The thoughts and opinions expressed are those of the writer and not Gamasutra or its parent company.


I suppose I should start off with a disclaimer about this article. Contrary to the other articles I’ve written for Gamasutra, this one will be more reflective and anecdotal rather than factual. In short, I’ll be speaking from personal experience and sharing my thoughts on the topic of why games matter and why they’re important in today’s society. This will also be the last article I write for Gamasutra, as I’ll be taking an indefinite hiatus to focus on more creative endeavors.
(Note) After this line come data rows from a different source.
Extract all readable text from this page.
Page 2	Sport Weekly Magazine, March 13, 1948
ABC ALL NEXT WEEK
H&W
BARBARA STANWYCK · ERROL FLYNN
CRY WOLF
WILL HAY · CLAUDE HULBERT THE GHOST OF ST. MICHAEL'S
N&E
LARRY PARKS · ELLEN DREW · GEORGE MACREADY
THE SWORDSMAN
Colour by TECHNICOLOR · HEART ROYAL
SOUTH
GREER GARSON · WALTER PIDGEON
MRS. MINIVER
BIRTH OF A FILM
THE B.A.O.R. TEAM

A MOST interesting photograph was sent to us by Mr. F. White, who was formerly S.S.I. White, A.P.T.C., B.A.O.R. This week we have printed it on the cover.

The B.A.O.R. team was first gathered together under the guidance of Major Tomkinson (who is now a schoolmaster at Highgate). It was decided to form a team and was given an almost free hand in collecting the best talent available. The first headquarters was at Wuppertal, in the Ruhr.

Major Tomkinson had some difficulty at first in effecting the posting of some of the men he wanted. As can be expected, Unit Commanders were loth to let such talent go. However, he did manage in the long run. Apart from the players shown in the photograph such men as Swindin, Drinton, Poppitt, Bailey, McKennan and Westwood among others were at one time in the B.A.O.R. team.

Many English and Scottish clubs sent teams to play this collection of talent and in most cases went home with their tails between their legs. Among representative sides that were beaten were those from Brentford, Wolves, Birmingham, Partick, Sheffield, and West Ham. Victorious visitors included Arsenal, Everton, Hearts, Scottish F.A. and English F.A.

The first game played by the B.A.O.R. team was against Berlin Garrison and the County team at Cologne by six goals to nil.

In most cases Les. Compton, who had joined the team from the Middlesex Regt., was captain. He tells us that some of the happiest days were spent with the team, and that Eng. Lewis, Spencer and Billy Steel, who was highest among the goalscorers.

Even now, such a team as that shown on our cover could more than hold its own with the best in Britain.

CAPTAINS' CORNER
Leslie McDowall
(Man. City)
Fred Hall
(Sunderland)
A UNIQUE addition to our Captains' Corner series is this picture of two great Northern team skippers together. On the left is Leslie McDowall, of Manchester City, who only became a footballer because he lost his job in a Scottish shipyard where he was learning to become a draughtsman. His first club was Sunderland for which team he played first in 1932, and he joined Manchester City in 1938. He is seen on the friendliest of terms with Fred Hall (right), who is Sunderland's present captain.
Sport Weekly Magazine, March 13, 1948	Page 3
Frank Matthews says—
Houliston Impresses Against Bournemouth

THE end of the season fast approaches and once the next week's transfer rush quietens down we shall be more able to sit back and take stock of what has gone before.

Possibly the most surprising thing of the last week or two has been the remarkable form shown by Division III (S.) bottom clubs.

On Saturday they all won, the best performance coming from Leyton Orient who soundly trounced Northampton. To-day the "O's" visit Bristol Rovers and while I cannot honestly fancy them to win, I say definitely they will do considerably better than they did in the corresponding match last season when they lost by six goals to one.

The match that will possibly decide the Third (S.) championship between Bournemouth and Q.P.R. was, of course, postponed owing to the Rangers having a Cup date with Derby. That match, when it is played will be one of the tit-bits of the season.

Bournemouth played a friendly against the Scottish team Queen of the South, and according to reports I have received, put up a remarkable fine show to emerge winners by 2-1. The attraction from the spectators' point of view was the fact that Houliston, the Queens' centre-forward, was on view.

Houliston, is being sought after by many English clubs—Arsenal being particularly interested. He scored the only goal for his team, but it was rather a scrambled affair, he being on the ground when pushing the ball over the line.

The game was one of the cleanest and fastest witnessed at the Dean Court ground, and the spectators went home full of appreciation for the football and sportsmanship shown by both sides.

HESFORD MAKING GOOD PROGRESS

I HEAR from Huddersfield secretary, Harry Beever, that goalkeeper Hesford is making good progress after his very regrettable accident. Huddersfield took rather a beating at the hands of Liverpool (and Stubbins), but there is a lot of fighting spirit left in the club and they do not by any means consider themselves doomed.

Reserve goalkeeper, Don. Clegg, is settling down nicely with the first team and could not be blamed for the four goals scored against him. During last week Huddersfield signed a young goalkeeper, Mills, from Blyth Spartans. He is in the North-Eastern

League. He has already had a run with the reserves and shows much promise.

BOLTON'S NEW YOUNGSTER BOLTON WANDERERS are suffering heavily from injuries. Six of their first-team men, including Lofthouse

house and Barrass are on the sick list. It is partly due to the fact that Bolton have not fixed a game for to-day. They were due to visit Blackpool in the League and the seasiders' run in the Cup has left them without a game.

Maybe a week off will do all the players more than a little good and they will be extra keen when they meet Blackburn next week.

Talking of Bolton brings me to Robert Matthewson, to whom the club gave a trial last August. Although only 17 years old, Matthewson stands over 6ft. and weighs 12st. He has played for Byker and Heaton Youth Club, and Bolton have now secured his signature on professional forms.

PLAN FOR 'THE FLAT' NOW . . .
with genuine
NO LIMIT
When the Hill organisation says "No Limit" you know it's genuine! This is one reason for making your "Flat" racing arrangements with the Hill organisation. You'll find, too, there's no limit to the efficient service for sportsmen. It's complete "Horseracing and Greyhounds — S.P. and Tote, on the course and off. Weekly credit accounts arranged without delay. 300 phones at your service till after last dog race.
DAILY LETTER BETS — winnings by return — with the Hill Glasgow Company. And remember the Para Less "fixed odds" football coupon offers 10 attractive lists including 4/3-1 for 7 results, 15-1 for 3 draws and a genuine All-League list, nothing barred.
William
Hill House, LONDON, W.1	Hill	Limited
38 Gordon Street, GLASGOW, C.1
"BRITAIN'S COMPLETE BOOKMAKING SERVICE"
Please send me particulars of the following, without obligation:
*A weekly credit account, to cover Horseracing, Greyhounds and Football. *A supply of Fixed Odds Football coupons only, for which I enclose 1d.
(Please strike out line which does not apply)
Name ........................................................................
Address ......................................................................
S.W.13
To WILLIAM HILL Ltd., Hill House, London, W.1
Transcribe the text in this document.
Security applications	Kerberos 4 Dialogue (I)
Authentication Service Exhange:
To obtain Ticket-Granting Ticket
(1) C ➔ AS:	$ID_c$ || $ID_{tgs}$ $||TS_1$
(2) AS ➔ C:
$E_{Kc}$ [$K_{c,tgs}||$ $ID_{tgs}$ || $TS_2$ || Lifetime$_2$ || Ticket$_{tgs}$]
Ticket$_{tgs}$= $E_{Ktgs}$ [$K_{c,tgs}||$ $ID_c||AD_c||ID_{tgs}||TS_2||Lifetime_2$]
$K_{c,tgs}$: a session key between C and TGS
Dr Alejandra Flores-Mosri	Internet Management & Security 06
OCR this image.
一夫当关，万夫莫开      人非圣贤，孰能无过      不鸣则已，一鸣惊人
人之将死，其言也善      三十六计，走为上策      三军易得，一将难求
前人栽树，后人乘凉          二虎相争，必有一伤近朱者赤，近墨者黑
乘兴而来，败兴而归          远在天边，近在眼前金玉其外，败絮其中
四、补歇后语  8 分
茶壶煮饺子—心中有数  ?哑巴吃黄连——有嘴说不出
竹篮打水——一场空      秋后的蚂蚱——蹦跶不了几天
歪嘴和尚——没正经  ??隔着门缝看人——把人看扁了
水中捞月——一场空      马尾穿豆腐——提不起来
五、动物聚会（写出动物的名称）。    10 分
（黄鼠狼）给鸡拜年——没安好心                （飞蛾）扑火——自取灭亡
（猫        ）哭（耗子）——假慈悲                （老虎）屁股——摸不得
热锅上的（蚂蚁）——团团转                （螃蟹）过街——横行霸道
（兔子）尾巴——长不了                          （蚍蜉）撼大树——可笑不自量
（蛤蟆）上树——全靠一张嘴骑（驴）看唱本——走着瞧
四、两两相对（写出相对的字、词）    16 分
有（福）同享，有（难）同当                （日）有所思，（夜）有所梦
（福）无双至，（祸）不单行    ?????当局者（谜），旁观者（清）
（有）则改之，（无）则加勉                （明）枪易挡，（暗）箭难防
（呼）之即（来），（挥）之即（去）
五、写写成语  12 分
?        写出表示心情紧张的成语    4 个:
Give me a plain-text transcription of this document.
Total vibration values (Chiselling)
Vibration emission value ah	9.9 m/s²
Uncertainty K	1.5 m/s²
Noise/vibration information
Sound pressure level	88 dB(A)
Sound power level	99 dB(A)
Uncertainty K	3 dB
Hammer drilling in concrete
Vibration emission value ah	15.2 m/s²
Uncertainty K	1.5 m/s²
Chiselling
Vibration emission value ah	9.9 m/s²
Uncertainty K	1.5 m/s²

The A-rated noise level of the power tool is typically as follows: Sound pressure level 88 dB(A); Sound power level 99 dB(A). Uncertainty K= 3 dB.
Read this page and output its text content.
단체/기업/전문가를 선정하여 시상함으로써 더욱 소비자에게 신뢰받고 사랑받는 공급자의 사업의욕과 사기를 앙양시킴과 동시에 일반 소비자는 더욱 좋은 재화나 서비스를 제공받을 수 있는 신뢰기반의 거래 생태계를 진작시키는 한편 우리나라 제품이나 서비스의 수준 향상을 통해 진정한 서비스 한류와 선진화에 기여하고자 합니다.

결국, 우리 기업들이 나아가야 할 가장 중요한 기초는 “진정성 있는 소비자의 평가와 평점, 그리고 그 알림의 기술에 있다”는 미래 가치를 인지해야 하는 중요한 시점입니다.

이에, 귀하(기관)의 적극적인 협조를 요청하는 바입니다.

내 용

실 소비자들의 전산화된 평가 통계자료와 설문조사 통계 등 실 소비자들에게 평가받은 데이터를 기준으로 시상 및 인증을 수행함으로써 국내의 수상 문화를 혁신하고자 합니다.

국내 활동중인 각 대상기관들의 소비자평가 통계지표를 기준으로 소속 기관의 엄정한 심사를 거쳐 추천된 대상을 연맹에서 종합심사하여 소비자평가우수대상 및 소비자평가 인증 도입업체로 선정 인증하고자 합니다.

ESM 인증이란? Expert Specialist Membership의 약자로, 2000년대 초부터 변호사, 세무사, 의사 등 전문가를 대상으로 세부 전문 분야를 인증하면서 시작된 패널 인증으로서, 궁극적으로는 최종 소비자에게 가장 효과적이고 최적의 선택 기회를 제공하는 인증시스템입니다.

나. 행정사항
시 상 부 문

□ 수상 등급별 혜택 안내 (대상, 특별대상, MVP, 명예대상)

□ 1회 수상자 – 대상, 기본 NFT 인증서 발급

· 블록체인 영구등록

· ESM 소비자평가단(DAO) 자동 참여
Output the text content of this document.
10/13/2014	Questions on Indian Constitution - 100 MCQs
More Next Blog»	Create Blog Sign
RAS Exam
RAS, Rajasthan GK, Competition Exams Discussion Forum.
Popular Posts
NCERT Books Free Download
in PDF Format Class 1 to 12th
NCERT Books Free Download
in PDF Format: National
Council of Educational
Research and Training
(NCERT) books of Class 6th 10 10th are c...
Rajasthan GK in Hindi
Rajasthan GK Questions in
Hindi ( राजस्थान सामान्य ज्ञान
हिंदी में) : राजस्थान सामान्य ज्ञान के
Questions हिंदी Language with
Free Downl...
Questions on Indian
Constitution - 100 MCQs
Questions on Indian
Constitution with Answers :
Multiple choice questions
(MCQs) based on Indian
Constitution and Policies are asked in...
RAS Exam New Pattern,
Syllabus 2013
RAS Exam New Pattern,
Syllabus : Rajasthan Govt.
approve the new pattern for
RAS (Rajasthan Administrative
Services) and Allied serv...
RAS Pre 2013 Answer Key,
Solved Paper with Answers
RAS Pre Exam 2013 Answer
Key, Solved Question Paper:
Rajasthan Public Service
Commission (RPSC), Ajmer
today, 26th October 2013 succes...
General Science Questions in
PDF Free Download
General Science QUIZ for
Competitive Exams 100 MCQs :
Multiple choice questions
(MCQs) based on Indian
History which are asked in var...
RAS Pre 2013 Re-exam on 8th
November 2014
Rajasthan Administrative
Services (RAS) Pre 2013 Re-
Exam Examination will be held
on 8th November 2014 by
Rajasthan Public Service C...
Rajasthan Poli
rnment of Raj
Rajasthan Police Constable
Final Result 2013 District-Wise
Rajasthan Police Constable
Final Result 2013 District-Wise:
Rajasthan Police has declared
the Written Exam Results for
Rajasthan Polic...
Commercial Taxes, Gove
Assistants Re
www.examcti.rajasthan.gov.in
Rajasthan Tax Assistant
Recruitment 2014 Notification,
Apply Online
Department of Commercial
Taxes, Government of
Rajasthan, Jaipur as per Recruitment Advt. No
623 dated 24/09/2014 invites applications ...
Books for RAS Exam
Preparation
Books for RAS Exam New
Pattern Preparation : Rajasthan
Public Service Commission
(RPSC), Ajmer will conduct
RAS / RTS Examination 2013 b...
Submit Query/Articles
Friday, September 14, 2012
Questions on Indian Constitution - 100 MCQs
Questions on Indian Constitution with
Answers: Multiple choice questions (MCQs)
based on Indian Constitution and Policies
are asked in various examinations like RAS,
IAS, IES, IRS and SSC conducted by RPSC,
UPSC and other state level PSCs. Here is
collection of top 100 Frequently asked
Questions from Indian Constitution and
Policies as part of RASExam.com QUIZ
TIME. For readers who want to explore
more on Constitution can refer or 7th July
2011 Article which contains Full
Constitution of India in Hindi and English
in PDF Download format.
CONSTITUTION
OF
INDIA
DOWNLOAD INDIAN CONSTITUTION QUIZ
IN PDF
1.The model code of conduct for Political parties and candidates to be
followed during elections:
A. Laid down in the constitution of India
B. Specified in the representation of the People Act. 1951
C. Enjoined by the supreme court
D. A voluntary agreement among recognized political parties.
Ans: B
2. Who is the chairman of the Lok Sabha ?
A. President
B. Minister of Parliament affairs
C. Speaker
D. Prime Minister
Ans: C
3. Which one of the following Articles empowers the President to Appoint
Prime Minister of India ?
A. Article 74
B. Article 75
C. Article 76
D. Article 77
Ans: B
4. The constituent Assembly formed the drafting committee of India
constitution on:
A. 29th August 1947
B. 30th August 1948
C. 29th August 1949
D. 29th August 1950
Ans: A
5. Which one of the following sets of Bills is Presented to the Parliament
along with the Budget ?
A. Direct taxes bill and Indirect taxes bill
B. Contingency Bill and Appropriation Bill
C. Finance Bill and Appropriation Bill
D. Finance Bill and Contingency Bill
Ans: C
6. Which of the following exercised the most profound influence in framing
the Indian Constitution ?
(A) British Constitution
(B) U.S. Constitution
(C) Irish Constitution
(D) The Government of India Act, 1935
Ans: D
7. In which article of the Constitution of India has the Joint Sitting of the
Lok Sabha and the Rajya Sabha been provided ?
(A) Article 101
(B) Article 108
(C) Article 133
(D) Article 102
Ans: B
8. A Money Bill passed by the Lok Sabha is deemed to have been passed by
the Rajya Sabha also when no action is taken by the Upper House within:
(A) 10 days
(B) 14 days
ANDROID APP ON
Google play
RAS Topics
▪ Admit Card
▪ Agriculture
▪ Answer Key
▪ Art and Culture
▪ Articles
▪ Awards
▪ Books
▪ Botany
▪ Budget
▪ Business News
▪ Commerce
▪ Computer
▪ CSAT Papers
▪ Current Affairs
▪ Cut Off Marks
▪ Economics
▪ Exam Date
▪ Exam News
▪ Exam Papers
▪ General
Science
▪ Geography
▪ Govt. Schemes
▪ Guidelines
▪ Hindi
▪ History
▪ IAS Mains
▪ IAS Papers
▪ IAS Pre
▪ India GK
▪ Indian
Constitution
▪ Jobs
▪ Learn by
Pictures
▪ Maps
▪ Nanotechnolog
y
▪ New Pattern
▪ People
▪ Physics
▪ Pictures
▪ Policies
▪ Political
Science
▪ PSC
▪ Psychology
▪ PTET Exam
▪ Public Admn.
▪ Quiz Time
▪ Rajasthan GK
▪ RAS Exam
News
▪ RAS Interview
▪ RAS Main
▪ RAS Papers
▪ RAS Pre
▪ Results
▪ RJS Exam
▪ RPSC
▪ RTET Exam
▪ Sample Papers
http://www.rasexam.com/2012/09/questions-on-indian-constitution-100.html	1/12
The video game industry has been around for several decades, and it’s seen remarkable growth in that time. Gaming has been proven to have numerous benefits, including improving motor skills and memory retention. It’s also been proven to have positive social aspects, like connecting with friends, meeting new people, and working together. Regardless, there’s still a stigma surrounding the industry, such as games not being a viable career and causing violence, and that people who enjoy and play games are wasting their time, among other falsehoods. Like other industry professionals, I attempted to counteract that stigma years ago, my method being managing a blog called Secret Exit, where I discussed positive and wholesome moments in gaming history. But it takes a lot more work to erase an industry’s stigma than just writing about it, especially when it’s extremely pervasive from media outlets and the government. Even today, when I tell non-industry people what I do—English localization writing—they usually send a condescending look my way. Others have tried persuading me to pursue another field like science or education (the latter of which I did previously, as I explain in this interview). Their point? To them, the game industry is impractical, and other fields are more worthwhile.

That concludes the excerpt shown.